P and I decided to tackle the trampoline setup right after we put the kids in bed. We kissed them all and promised in the morning the trampoline would be set up and we could jump right when they woke up. After tucking them in, we had to get the boxes pulled into the yard - they were so heavy, but we were careful and used a "team lift" approach per the box. We're cool like that.
Whatever. I guess his silly facial expressions matches his out.of.control.hair. When asked what he is planning on doing with his hair, "I don't have a plan, it is the only thing in my life that I don't have a plan for, it is just...there." And so it is. He did have a mini-pony tail on the top of his head earlier today, but I my camera skills weren't cheetah fast enough to get the photographic evidence. Just imagine white skinny sumo wrestler hairstyle...
Back to the trampoline.
The boys were spying on us out of K's bedroom window, just two tiny heads peeking out. They couldn't contain the excitement and wanted to watch us build it.

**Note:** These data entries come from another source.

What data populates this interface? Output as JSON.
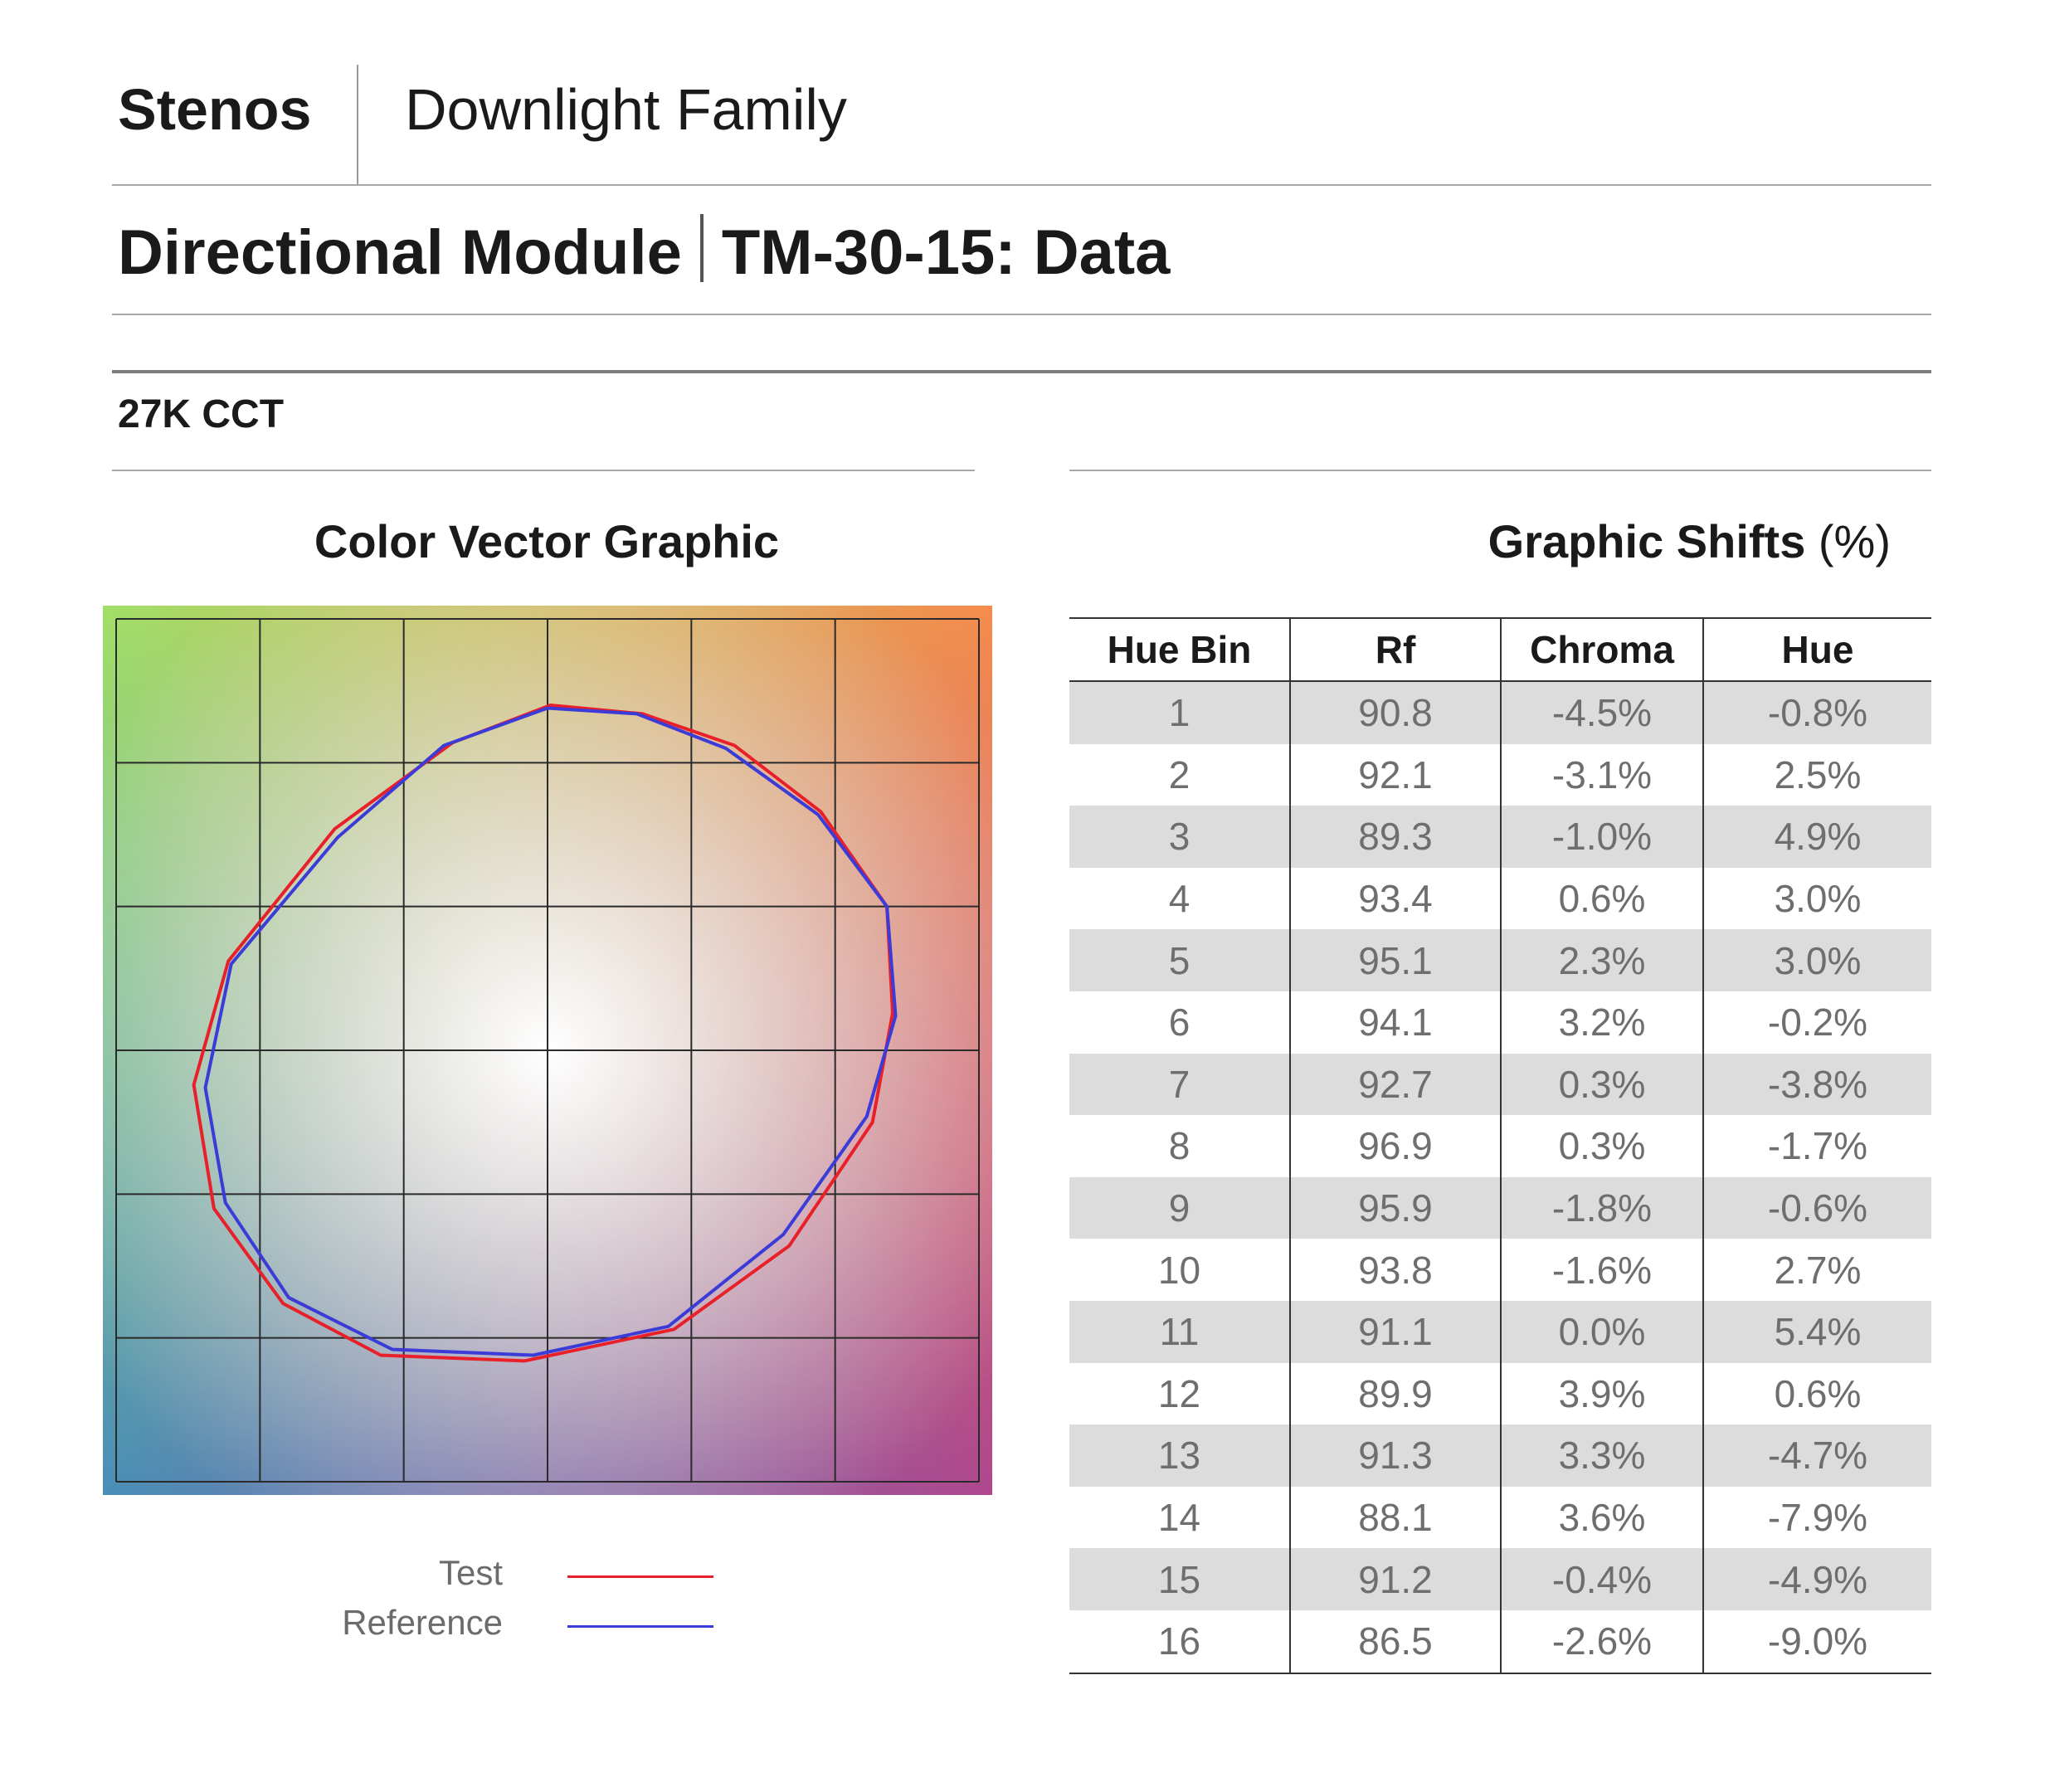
{
  "header": {
    "brand": "Stenos",
    "family": "Downlight Family",
    "module": "Directional Module",
    "subtitle": "TM-30-15: Data"
  },
  "section": {
    "cct": "27K CCT"
  },
  "chart_data": {
    "type": "line",
    "title": "Color Vector Graphic",
    "series": [
      {
        "name": "Test",
        "color": "#e8202a",
        "x": [
          0.01,
          0.33,
          0.65,
          0.95,
          1.18,
          1.2,
          1.13,
          0.84,
          0.44,
          -0.08,
          -0.58,
          -0.92,
          -1.16,
          -1.23,
          -1.11,
          -0.74,
          -0.33
        ],
        "y": [
          1.2,
          1.17,
          1.06,
          0.83,
          0.5,
          0.13,
          -0.25,
          -0.68,
          -0.97,
          -1.08,
          -1.06,
          -0.88,
          -0.55,
          -0.12,
          0.31,
          0.77,
          1.07
        ]
      },
      {
        "name": "Reference",
        "color": "#3b3bd8",
        "x": [
          0.0,
          0.31,
          0.62,
          0.94,
          1.18,
          1.21,
          1.11,
          0.82,
          0.42,
          -0.05,
          -0.54,
          -0.9,
          -1.12,
          -1.19,
          -1.1,
          -0.73,
          -0.36
        ],
        "y": [
          1.19,
          1.17,
          1.05,
          0.82,
          0.5,
          0.12,
          -0.23,
          -0.64,
          -0.96,
          -1.06,
          -1.04,
          -0.86,
          -0.53,
          -0.13,
          0.3,
          0.74,
          1.06
        ]
      }
    ],
    "xlim": [
      -1.5,
      1.5
    ],
    "ylim": [
      -1.5,
      1.5
    ],
    "grid": true,
    "legend": "bottom",
    "background_colors": {
      "top_left": "#a2df68",
      "top_right": "#f58c4d",
      "bottom_left": "#4a8fb8",
      "bottom_right": "#b0478f",
      "center": "#ffffff"
    }
  },
  "table": {
    "title": "Graphic Shifts",
    "title_unit": "(%)",
    "columns": [
      "Hue Bin",
      "Rf",
      "Chroma",
      "Hue"
    ],
    "rows": [
      [
        "1",
        "90.8",
        "-4.5%",
        "-0.8%"
      ],
      [
        "2",
        "92.1",
        "-3.1%",
        "2.5%"
      ],
      [
        "3",
        "89.3",
        "-1.0%",
        "4.9%"
      ],
      [
        "4",
        "93.4",
        "0.6%",
        "3.0%"
      ],
      [
        "5",
        "95.1",
        "2.3%",
        "3.0%"
      ],
      [
        "6",
        "94.1",
        "3.2%",
        "-0.2%"
      ],
      [
        "7",
        "92.7",
        "0.3%",
        "-3.8%"
      ],
      [
        "8",
        "96.9",
        "0.3%",
        "-1.7%"
      ],
      [
        "9",
        "95.9",
        "-1.8%",
        "-0.6%"
      ],
      [
        "10",
        "93.8",
        "-1.6%",
        "2.7%"
      ],
      [
        "11",
        "91.1",
        "0.0%",
        "5.4%"
      ],
      [
        "12",
        "89.9",
        "3.9%",
        "0.6%"
      ],
      [
        "13",
        "91.3",
        "3.3%",
        "-4.7%"
      ],
      [
        "14",
        "88.1",
        "3.6%",
        "-7.9%"
      ],
      [
        "15",
        "91.2",
        "-0.4%",
        "-4.9%"
      ],
      [
        "16",
        "86.5",
        "-2.6%",
        "-9.0%"
      ]
    ]
  }
}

P and I were cruising along, after sweating in the humidity for 40 minutes, we had the majority of it all set up. Then I realized either a)I suck as the team leader of operation-trampoline-set-up or B) the directions were made in China and terrible to follow. For the sake of my pride I am going with option A, my husband might disagree. Be he was kind, and gracious, and didn't say a single negative thing as he used his muscles to disassemble each of those 96 springs that he had just finished putting on - no easy task. I swore, he said "be quiet the neighbors can probably hear you." I figured that if they had just put together a ginormous trampoline the wrong way, and had to disassemble and reassemble it while getting bit by a gazillion mosquitos and attempting to do so before the sunset they would probably swear too. So SHIT, that sucked. But it is together now. Finally. We kissed, and did a victory dance. Then we gave those trampoline springs a run for the money as we tried it out for the first time. And to clarify, because I know there are some minds going there - we were, in fact, JUMPING people, we live in a sub-division after all.
Of note, I didn't grow up with a trampoline, so I am not a master of that double bounce action. So P kept bouncing me super high in the sky. And after having kids, let me just say my bladder isn't as young as the rest of my 28 year old self...moving on.
J woke up bright and early at 7am,
"Mama I go jump on a trampoween now? It is the morning, I went a sleep, and now it is trampoween time!"
Not wanting to be "that neighbor," you know the one who lets their kids go jump on a trampoline during the wee-hours of the morning on the last few days before school begins, I chose to keep her inside until 9am.
Once P was up, I took her excited little self out. Girlfriend can jump.
Not long after, the boys followed.
My sweet K just waiting patiently for use to join him...
and then R was the last one up, and came out right away. Good thing I've got mama muscles, my shorty 6 year old needed a boost up.
Some crazy bouncing had K doing a face plant. So I enjoyed his moment when he needed mama snuggles.
With the heat and humidity, it wasn't long before we needed some sprinkler action to keep the trampoline fun. So R got it all set up, and we had so much fun.
This moment my Mr. captured , right here, makes my heart burst with love for him to the moon. We are just so, so very blessed to have these three loves. How lucky we are to share this life together.
This mama can handle boys, here is the proof.
And a final pic of K and his exaggerated pointer fingers that go wild whenever he gets really excited about something. He is so very animated, this boy.
The trampoline - best "toy" investment. Ever.